O EEARJ será realizado nos dias 26, 27 e 28 de junho de 2026 em Silva Jardim (RJ). Tema foi discutido em encontro preparatório na AMLD.
O protagonismo feminino no campo, a luta contra a violência doméstica e o feminicídio estarão entre os temas centrais do Encontro Estadual de Agroecologia do Rio de Janeiro (EEARJ), que será realizado nos dias 26, 27 e 28 de junho de 2026, em Silva Jardim (RJ).
Durante a reunião preparatória realizada em fevereiro na Associação Mico-Leão-Dourado, em Silva Jardim, o Grupo de Trabalho Mulheres (GT Mulheres) da regional Serramar destacou a importância de levar para o encontro estadual debates sobre a proteção das mulheres, a construção de redes de apoio e a valorização das agricultoras como protagonistas da agroecologia.

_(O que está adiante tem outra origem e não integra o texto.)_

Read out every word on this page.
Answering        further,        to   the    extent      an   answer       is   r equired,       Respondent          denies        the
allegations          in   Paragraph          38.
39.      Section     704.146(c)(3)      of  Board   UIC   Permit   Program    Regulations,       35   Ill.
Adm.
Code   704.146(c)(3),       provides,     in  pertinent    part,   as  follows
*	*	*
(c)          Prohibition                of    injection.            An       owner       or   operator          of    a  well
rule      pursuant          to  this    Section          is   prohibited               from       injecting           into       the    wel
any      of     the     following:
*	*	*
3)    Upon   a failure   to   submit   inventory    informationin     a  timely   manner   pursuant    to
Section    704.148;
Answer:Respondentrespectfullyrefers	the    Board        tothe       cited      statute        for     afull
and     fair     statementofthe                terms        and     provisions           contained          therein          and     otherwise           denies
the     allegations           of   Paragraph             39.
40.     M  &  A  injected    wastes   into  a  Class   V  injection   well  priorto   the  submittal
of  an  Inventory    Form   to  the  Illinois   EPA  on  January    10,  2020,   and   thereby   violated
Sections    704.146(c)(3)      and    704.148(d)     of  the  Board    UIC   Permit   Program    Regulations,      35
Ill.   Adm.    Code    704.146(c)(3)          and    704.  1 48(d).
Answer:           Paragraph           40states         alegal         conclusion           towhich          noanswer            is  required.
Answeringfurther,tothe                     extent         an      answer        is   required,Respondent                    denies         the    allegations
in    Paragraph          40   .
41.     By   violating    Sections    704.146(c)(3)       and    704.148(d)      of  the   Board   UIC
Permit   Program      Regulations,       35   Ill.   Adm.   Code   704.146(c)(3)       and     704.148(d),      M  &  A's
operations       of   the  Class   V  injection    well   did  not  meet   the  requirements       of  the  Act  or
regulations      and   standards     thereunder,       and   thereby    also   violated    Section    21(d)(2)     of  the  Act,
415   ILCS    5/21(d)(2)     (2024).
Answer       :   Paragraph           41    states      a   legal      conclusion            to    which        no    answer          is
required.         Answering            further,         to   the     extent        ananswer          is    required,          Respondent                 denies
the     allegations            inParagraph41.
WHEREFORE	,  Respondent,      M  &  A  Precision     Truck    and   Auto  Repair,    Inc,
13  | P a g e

“O GT Mulheres vem há bastante tempo nesta luta contra a violência doméstica
e contra o feminicídio. Ele mobiliza essas rodas de conversa para alertar meninas e
mulheres a perceberem quando começa essa violência. O poder público foca muito na agressão física, mas não foca na violência psicológica e isso a gente vai tentar alcançar nesse encontro, para que nossas mulheres possam viver melhor”, explica Darcy Machado de Almeida, agricultora e integrante do GT Mulheres na regional Serramar.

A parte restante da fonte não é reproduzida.